Wednesday, District 17 Command Center watchstanders and RCC Anchorage received an agency assist request from the Alaska State Troopers for two Savoonga male hunters reported to have been stranded after transiting to the Punuk Islands by small boat on Nov. 21. Using a VHF-FM handheld radio, the men were able to hail a Ravn Alaska Aircraft flying overhead and relayed that they were in distress. The men reported that their boat motor was inoperative, therefore leaving them with no means of transportation back to their snow machine on St. Lawrence Island.
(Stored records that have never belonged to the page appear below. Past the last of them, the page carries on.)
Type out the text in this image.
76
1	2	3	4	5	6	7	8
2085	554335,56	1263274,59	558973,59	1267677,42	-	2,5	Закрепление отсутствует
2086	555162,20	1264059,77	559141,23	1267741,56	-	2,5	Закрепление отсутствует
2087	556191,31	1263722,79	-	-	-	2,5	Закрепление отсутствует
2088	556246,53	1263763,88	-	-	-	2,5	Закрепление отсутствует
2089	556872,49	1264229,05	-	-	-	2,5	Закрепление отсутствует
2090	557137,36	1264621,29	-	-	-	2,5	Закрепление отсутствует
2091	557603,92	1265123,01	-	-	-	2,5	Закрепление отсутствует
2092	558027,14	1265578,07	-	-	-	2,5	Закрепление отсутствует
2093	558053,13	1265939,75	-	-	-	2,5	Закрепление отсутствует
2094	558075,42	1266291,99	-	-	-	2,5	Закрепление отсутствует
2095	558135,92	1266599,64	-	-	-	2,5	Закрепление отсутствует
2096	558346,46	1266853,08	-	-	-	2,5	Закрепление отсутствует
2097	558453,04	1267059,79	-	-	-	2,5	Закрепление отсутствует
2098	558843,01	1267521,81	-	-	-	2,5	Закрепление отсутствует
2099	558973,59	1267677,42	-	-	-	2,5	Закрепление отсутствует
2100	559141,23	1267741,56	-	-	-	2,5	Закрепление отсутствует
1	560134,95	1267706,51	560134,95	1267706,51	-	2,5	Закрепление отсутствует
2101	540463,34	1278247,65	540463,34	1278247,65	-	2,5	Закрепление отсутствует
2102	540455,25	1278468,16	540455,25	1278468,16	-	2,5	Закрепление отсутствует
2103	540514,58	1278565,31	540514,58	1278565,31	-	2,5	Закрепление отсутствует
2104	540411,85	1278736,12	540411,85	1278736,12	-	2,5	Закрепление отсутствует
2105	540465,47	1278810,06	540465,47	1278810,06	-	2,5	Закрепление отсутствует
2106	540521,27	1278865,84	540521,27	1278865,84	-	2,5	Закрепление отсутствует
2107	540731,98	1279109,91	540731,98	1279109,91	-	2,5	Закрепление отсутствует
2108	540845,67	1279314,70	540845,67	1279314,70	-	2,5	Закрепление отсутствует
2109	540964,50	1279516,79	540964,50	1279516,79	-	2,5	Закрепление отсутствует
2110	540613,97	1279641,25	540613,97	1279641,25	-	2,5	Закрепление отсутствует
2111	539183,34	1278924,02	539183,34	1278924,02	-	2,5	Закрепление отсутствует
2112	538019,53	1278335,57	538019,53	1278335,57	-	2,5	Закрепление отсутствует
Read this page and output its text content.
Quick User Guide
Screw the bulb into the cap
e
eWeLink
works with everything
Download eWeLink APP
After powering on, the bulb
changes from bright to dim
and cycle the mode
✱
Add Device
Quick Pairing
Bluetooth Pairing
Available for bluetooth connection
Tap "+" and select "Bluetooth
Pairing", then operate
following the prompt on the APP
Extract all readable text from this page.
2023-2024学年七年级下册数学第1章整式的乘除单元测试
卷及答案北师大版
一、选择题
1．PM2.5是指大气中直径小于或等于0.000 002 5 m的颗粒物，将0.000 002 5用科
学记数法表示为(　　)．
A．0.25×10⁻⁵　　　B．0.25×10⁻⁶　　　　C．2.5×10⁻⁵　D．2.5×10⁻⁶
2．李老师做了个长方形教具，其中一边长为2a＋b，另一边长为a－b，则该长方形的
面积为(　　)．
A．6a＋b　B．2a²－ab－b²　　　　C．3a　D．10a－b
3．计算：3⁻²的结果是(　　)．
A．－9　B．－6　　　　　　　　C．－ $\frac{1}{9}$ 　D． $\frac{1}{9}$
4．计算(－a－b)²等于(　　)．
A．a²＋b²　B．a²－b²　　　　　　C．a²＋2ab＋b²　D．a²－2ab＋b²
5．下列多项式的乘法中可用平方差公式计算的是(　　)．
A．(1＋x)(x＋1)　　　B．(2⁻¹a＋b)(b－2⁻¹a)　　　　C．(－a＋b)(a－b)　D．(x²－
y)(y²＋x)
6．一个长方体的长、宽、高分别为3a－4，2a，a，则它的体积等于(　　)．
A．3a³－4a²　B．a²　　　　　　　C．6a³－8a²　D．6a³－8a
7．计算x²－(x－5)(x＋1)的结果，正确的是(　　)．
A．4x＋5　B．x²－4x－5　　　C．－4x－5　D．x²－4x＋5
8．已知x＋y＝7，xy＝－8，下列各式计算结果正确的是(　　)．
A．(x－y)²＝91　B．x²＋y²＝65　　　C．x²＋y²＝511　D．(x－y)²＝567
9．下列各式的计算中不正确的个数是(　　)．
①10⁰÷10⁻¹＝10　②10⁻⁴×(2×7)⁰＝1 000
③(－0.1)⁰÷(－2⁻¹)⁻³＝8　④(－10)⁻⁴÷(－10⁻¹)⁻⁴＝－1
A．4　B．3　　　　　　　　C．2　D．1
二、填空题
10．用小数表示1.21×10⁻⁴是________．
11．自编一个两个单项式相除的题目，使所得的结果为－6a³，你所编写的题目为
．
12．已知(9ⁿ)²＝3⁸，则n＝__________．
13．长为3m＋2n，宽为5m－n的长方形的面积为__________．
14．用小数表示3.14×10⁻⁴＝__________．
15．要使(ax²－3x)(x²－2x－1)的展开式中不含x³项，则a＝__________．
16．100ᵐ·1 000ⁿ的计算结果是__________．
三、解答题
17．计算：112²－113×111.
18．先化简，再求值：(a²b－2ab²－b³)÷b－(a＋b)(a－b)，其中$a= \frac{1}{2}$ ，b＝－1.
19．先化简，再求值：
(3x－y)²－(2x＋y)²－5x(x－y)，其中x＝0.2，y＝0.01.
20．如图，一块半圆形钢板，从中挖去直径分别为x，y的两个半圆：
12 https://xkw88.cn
Ravn Alaska notified RCC Anchorage, who then deployed the 212th Rescue Squadron pararescuemen via a 211th Rescue Squadron HC-130 to assess the condition of the men, drop survival gear to them and provide medical assistance as needed. 


District 17 Command Center assumed mission control and directed the launch of an Air Station Kodiak MH-60 Jayhawk helicopter aircrew, along with the Coast Guard Cutter Alex Haley with an MH-65 Dolphin helicopter embarked, to aid in the rescue.


After transiting approximately 1,000 miles total, the MH-60 Jayhawk aircrew found both men and transported them both to Nome for further assistance.  


“After flying nearly 700 miles across the state of Alaska through snow squalls and freezing fog, we’ve never seen a happier embrace than from that of the stranded hunters greeting their rescuers,” said Lt. Daniel Beshoar, an Air Station Kodiak pilot on the case.  “These men were fortunate to have a working radio-it effectively saved their lives.”


Weather on scene was freezing spray, 14-foot seas, gale-force winds and blowing snow.